The city has made $8.5 million in capital improvements since 2008, including brick accents on streets, wrought-iron rails on sidewalks, period street lights and landscaping. Oak Street now resembles a theme-park street.
"We were shooting for the 'wow' effect," Stathatos said.
City officials also came up with the tagline Unique Dining Capital of Texas.
Stathatos said the city is working to make the title official via legislation or trademark.
Babe's Chicken Dinner House opened in 1993 on Oak Street and is still the city's signature restaurant ( Southern Living magazine says it has the best fried chicken in the South).
By 2004, about 35 restaurants were operating in Roanoke, and now there are more than 50, Stathatos said. Of those, more than a dozen are considered unique, such as Gerhard's German Restaurant and Granny's Cupboard, a sandwich and dessert shop.
"Unique is more a group of restaurants not commonly found in a lot of cities," he said. "We've got Chili's, but we also have Twisted Root, which was featured on Food Network. We have Pizza Hut, but we also have Brix. They have pizza and a wine bar."

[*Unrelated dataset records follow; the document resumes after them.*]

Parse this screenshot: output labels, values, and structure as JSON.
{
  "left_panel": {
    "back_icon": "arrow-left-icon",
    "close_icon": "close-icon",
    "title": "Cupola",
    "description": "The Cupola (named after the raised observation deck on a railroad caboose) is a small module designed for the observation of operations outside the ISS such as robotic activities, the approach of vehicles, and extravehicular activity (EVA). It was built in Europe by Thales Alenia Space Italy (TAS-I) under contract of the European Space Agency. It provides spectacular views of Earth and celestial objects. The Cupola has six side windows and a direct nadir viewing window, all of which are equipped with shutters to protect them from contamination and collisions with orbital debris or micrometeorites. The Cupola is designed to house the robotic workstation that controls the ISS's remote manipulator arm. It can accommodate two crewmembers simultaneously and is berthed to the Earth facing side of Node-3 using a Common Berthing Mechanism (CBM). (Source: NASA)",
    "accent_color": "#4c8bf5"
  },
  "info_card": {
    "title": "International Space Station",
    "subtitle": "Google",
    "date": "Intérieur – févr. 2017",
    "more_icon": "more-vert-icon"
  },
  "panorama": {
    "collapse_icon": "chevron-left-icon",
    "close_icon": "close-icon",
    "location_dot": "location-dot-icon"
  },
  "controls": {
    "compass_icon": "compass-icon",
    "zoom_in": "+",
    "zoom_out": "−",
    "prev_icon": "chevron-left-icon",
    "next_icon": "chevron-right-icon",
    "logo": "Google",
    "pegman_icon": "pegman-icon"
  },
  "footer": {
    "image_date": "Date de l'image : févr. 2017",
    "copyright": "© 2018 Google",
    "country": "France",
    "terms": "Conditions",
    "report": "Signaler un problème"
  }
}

Visitors come from every compass point, Stathatos said, and restaurant row is especially popular among residents of Northeast Tarrant County and southern Denton County.
"At night you'll see cars with bumper stickers showing Carroll Dragons, Grapevine Mustangs and Burleson Elks," he said.
The 2010 Census lists Roanoke's population at just under 6,000. Stathatos thinks that it's closer to 8,000, and that lunch and dinner crowds run the number up into the tens of thousands on weekends.
Success shows in sales tax revenue. Roanoke's has more than doubled in eight years, from $3.4 million to $8.5 million.
First-quarter sales tax revenue -- $2.24 million -- exceeds the city's overall budget for 1998.
"We've been here 21/2 years and it's been fantastic," said Peter Dawson, manager of Mi Familia. "We're growing as the area grows, by leaps and bounds."
Popularity has its drawbacks. Roanoke has a parking problem. Developers must include a specific number of spaces in their plans, or pay the city $5,000 for each space short of the mandated number.
And although the city proudly exudes a family atmosphere, Roanoke also is, to a degree, a party town.
Cowboy Chow makes its own bourbon, tequila and vodka, and Mi Familia has a Beer/Rita: a margarita with a 7-ounce beer inverted into it.
Danielle Cocanougher sipped a Beer/Rita on a recent afternoon. In town with friends to celebrate her graduation from New York University, the Justin native was stunned by downtown Roanoke.
"This area wasn't here when I was growing up," she said. "There are a lot of options. If you're looking for a real good time, come here."
This report includes material from the Star-Telegram archives.